CINCINNATI, OH (FOX19) - Homeless people ordered to move from a Downtown pop-up camp now have until Wednesday to leave.
City Council members Tamaya Dennard and Chris Seelbach called for the special session of council Thursday to take a vote.
During the meeting, city leaders said they will meet with homeless representatives Monday to discuss long term solution.
The camp is set up around Third and Plum streets. FOX19 NOW has been told as many as 100 people are currently living underneath the Fort Washington Way Bridge.
"There's no part of me that doesn't want to make sure that everyone is safe, but there's a way to do this in a humane way where we see people for who they are," Dennard said.
Acting City Manager Patrick Duhaney said he met with representatives of the camp and worked out a compromise.
"And in return for that the city will tomorrow, have the mobile health clinic come out to service some of the campers down there as well we'll provide a Porta-Potty for six days, and in addition, we're going to provide them with a dumpster so they can start getting rid of some of their things," he said.

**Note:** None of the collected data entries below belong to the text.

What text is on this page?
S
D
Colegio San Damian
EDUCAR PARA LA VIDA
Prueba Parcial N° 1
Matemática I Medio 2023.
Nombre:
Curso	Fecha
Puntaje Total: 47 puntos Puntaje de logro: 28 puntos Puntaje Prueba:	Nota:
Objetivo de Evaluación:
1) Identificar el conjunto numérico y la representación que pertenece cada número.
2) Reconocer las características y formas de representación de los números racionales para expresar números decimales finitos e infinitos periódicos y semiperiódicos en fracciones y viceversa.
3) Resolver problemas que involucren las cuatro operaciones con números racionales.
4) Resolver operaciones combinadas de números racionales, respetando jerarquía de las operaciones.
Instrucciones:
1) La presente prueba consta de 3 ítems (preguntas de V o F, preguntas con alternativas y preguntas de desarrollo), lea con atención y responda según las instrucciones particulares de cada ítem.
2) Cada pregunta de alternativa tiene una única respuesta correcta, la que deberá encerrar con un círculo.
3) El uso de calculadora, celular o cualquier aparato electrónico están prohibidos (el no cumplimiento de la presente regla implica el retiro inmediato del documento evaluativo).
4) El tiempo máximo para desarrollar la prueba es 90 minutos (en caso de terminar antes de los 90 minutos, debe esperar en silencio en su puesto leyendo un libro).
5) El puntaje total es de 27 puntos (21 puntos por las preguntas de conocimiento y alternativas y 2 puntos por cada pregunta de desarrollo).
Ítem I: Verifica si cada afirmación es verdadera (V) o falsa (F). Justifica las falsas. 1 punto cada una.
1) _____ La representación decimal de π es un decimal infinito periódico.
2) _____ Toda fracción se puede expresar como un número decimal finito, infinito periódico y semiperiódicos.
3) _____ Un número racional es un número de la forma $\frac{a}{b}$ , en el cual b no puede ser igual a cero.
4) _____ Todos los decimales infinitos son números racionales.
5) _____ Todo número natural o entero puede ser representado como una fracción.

Complicating matters even further, the pastor of an Over-the-Rhine church abruptly rescinded an offer to take dozens of the homeless.
"Since 1849, Prince of Peace Lutheran Church has sought to lift up all God's people in Cincinnati," Pastor John Suguitan said Thursday in a prepared statement.
"We offer Mercy Ministries in order to reflect Jesus' love to those around us. In particular Prince of Peace has a special heart for the downtrodden, the marginalized, and the homeless.
"When we were asked to consider opening our shelter this summer we agreed in order to help the individuals at the (Third) Street camp. However, it appears that the current situation is not just a simple case of helping those in need.
"There are more complexities to this situation. We are a church simply trying to help those less fortunate. After understanding some of the issues involved, it appears that an alternative, well-thought out, long-term solution would be a better course of action instead of a 72 hour eviction process to a temporary shelter.
"Therefore, if allowing our shelter to be opened is not really helping those in need then we respectfully withdraw our offer to open."
The pastor declined to elaborate further.
On Monday, the city gave residents of the camp a 72-hour notice to pack up their belongings and vacate, citing safety and sanitation concerns.
Mayor John Cranley released a statement Wednesday after the special meeting was called that said, in part:
"Health department officials have confirmed an outbreak of Hepatitis, instances of HIV, and needle sharing at the camp. This is a public health emergency and we are required to respond in a way that ensures safety."
"Let's just back up and think about this," said Sam Landis, founder of the nonprofit group Maslow's Army. "There isn't enough time to uplift this many people and just scatter them about."
Dennard is spearheading the effort behind Thursday's vote. She says she has the five votes necessary to put the closing of this homeless camp on hold until council can hear from the people who are impacted the most.
"I've never been homeless," she said. "A lot of people who are making this decision have never been homeless. So how can we engage the people who are most impacted by this issue to help design a way toward the solution?"
Cranley says this is not a challenge that will be solved overnight.
He said Duhaney is working to address this issue in a way that is both compassionate and practical.
On Thursday, Cranley's spokeswoman released an email from City Solicitor Paula Boggs Muething to Cranley saying the city charter does not allow council to override the Duhaney's decision to close the homeless camp.
She also released a legal opinion about the power and duties of the mayor, city manage and council.
"The City Charter provides the City Manager is the, "chief conservator of the peace within the city; to supervise the administration of the affairs of the city, except as otherwise specifically provided in this charter; to see that the ordinances of the city and the laws of the state are enforced," she wrote.
"As one Court observed: "There is no law, or ordinance, or provision of the charter conferring upon council any right, authority, or duty to perform relative to the acceptance of work done under the control of the City Manager.
"Under Ohio law, the City Manager is charged with responsibility to enforce City regulations of the right of way broadly to keep city streets free from nuisances. The City regulates the public right of way in Chapter 723 of the City Municipal Code and specifically allows for the City to temporarily barricade portions of the right of way.
"Chapter 723-83 mandates that the City barricade right of way when a hazard exists that may endanger the public. To the extent an individual is given notice that the City is barricading and/or cleaning a portion of the right of way, that individual may be subject to temporary removal or other administrative action.
"Further, the police department has enacted a specific policy, 12.111, that allows for a 72 hour notice for an encampment removal. Additionally, the area has been posted no trespassing for some period of time without enforcement of the otherwise applicable law.
"In this particular circumstance, there is both a health and safety rationale to clean the streets to remove a nuisance on the right of way.
[endif]"The City Manager has the duty to enforce the laws and keep City streets free from nuisance.
"While the City Council may pass legislation to fund or de-fund the operations of the City Administration, the Charter does not authorize the Council to constrain the City Manager's exercise of executive authority to enforce the laws of the city and the state."